To the east of Naples lie Pompei and Herculaneum, the most well-preserved cities of classical antiquity. The brooding presence of the still-active volcano Vesuvius in the background serves as a constant reminder of what happened on that day in 79 AD when clouds of ash gushed angrily skywards. Most of the finds from the excavations at the sites are on show in Naples’ spectatcular National Archeological museum.

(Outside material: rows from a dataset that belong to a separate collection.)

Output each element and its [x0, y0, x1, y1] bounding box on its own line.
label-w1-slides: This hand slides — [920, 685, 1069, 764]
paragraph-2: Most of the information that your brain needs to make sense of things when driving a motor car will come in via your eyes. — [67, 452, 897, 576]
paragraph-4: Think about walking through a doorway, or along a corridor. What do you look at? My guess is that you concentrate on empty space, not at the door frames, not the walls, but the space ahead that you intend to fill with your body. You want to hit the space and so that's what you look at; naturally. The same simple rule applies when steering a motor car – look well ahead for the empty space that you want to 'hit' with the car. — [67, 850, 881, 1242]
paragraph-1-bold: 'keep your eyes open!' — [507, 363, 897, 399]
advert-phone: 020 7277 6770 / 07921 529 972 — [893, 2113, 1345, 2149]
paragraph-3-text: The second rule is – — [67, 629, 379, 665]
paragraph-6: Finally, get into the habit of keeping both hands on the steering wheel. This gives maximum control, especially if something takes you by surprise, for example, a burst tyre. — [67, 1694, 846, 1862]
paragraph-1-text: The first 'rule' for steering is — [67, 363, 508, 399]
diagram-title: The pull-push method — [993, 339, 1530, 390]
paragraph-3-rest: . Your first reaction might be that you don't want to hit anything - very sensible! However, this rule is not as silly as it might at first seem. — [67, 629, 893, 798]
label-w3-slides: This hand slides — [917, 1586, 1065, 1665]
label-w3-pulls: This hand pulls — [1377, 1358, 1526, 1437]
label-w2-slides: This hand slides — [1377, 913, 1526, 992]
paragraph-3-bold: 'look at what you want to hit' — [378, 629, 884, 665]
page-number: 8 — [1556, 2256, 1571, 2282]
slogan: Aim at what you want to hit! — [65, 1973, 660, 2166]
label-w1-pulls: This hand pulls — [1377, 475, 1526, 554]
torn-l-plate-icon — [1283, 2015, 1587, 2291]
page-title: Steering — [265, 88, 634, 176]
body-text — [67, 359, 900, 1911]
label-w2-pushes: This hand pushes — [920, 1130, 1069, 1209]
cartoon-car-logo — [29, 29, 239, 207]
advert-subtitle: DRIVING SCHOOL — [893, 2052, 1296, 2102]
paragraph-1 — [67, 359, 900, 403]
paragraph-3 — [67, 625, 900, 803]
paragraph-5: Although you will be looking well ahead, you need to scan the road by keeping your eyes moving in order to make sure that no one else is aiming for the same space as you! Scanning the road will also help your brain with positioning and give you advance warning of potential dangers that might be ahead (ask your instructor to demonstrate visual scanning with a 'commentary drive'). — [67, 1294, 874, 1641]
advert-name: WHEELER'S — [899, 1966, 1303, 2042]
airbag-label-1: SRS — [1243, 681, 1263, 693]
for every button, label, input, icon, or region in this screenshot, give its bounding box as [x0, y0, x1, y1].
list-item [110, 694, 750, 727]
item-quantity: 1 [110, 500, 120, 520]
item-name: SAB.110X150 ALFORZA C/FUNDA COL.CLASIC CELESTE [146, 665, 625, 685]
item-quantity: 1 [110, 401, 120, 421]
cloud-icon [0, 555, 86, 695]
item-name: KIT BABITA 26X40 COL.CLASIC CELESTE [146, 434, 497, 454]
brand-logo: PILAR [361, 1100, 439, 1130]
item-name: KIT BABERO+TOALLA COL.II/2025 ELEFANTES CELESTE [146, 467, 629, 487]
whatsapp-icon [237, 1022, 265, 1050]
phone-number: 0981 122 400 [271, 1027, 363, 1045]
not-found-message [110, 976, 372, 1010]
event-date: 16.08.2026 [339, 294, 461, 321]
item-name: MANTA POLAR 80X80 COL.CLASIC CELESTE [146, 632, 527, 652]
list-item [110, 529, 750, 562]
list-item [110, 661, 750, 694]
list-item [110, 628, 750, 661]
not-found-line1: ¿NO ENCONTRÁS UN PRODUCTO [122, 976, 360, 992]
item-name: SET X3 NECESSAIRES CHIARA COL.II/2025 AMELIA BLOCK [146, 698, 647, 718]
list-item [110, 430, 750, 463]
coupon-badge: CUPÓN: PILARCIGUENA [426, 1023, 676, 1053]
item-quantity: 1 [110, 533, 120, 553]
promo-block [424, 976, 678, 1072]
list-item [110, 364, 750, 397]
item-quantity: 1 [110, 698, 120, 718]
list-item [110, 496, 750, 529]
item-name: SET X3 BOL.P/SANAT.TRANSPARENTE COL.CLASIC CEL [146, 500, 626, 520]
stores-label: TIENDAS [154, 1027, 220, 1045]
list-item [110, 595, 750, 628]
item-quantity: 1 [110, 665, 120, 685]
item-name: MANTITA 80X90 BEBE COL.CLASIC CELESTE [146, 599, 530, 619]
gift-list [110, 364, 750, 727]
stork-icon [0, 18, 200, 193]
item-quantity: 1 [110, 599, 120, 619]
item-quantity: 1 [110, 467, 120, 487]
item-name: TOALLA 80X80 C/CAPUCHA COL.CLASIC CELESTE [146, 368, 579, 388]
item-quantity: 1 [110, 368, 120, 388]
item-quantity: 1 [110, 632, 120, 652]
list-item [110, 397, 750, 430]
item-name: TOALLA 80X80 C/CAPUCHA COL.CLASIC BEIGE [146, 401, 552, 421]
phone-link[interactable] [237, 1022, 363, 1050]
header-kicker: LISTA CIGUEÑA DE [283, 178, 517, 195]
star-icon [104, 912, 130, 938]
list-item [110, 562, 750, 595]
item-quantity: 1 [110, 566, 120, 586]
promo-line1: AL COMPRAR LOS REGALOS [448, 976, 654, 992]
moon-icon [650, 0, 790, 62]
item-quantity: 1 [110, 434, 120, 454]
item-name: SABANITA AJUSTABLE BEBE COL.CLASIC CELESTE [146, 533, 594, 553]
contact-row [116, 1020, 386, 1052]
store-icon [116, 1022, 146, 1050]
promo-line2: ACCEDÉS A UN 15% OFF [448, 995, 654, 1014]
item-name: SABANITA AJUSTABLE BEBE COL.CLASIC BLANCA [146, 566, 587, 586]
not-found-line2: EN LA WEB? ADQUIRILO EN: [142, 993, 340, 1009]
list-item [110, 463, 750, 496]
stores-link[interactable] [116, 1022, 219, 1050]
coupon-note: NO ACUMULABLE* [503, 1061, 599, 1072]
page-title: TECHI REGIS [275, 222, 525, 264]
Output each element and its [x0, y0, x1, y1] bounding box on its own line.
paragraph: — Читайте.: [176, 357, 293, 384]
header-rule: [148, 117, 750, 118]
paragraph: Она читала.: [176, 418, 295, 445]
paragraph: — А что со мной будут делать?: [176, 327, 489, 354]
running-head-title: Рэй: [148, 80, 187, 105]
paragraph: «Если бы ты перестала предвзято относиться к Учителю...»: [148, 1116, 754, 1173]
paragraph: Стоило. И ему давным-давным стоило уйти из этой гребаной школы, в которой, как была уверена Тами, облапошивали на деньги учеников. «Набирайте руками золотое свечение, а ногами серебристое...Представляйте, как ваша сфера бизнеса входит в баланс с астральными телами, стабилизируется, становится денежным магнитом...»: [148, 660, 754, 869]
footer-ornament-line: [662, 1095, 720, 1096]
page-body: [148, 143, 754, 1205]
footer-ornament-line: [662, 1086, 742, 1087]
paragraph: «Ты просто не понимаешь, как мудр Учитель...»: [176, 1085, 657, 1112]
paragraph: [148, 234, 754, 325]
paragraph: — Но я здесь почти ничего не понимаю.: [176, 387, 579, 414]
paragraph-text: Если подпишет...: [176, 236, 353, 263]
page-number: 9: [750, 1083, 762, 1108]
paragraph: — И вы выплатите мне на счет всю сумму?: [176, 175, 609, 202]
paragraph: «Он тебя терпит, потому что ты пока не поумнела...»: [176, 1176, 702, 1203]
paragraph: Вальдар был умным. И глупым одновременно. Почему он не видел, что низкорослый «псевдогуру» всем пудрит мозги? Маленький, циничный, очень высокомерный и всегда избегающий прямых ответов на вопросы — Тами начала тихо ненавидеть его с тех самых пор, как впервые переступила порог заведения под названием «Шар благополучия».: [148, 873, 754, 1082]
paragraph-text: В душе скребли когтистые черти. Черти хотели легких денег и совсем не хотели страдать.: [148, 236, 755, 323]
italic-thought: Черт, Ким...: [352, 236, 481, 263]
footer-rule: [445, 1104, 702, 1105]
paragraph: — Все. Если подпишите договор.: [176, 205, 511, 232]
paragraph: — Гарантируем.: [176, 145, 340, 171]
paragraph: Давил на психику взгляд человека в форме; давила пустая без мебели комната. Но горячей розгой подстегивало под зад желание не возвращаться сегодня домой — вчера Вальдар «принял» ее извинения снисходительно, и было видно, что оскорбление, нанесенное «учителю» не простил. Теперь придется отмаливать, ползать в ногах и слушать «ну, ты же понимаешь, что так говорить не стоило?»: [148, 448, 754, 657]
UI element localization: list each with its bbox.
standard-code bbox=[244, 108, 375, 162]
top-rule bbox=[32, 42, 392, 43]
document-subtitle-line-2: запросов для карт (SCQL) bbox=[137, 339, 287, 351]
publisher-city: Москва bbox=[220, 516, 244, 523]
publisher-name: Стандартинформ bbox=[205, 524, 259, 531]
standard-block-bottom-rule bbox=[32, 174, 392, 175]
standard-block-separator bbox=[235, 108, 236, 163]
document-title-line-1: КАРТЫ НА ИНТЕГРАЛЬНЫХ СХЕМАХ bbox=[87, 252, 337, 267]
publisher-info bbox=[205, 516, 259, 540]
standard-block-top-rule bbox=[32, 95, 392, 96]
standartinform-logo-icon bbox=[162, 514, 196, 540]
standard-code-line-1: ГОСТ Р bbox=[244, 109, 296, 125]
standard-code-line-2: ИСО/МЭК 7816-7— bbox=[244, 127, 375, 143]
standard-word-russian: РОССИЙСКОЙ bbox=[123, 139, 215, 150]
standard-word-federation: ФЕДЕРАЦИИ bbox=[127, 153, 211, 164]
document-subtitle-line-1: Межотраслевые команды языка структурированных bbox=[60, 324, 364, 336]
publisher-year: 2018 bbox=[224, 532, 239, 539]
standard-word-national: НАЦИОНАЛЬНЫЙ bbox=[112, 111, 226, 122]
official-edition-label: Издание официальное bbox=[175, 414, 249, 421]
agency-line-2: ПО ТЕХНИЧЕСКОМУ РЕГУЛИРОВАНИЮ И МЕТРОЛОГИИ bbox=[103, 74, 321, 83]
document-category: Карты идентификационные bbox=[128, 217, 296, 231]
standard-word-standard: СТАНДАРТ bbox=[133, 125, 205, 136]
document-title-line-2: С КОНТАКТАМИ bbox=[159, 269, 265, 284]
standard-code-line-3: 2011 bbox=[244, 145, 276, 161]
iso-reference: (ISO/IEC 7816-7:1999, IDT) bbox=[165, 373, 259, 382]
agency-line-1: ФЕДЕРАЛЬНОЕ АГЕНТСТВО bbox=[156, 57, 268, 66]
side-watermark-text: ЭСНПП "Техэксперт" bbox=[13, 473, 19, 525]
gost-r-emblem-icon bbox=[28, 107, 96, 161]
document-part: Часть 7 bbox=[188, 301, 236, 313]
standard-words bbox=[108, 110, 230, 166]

Capri, facing the Bay of Naples’ eastern prong, is an island of vast natural beauty and enchantment. The only downside is that unfortunately milions of other people think so too. Off-season you will be able to get a much better feel for Capri, and spend less money staying or eating there. Its best-known sights are the faraglioni rocks which jut dramatically out of the sea and the Grotta Azzurra, a grotto whose mesmerising blue interior is a result of the sunlight reaching it through the water.
Guarding the other prong of the Bay of Naples is Ischia, which unlike Capri, offers a more rough and ready island experience. Famous for its thermal springs since Roman times, the prettiest spot on the island is the former fishing village of Sant’Angelo on the south of the island. Less known and less spectacular is Procida, the island closest to Naples. Come here for a more peaceful bout of lazing.
Back on the mainland across from Capri is the Amalfi coast with its sheer jaw-dropping and hair-raising beauty, huddled as it is along a long and winding coast of rocky cliffs. Sorrento is a classic resort town and its old centre retains much southern charm and has a lively evening scene of locals enjoying the breeze and passing the time in its main piazzas. Positano, though small, is more cosmpolitan and lined with exclusive clothing boutiques and some good beaches which rarely get crowded. Villages before and after it (such as Furore and Atrani) are recommended since the views are equally stunning and the prices more contained. Amalfi is the largest town and in many ways the highlight of the coast with its houses literally grappled on to a wide cleft in the cliffs; Ravello (a 25 minute bus ride from Amalfi) stands like a jewel in the crown; 335 metres up one of the coast’s mountains and offers unrivalled views and a more refined feel than any of the other cities.
Campania sizzles in the summer and can suffer from high humidity too. Spring and autumn are often warm and pleasant with occasional showers. The best times to visit are undoubtedly early Spring and October when the weather is pleasant enought to get a mild suntan and the crowds a mere anticipation or memory.
Naples’ Capodichino Airport, 8kms to the north of the city, handles domestic and international flights. The train station can be reached easily from the airport by bus. To go to the Amalfi Coast it is easiest to rent a car, otherwise the local train service the Circumvesuviana regularly leaves from Naples main train station to Sorrento. From there buses make their way along the winding road to Positano, Amalfi and Ravello. Naples also has very active ports from where you can get regular ferries and hydrofoils to Capri, Ischia, Procida and Sorrento, and in high-season to Positano and Amalfi. Car ferries to Procida and Ischia leave from Pozzuoli, 12 kms north-west of the city.
The main attraction activity-wise in this area are the beaches. Pollica, located in the protected Cilento National park, was rated one of Italy’s top ten coastlines in 2003 by national environmental association Legambiente Vesuvius’ crater can also easily be visited. There are regular buses from Pompei to the site (which is now a national park) and the entrance fee includes a guide. With all the volcanic activity in the area around Naples thermal baths have been enjoyed for centuries. Most are located in the Campi Flegrei area, for example the Terme di Nerone or the Terme di San Germano. Otherwise there are ample facilities for keen scuba divers on the islands and off Mergellina in the west of Naples.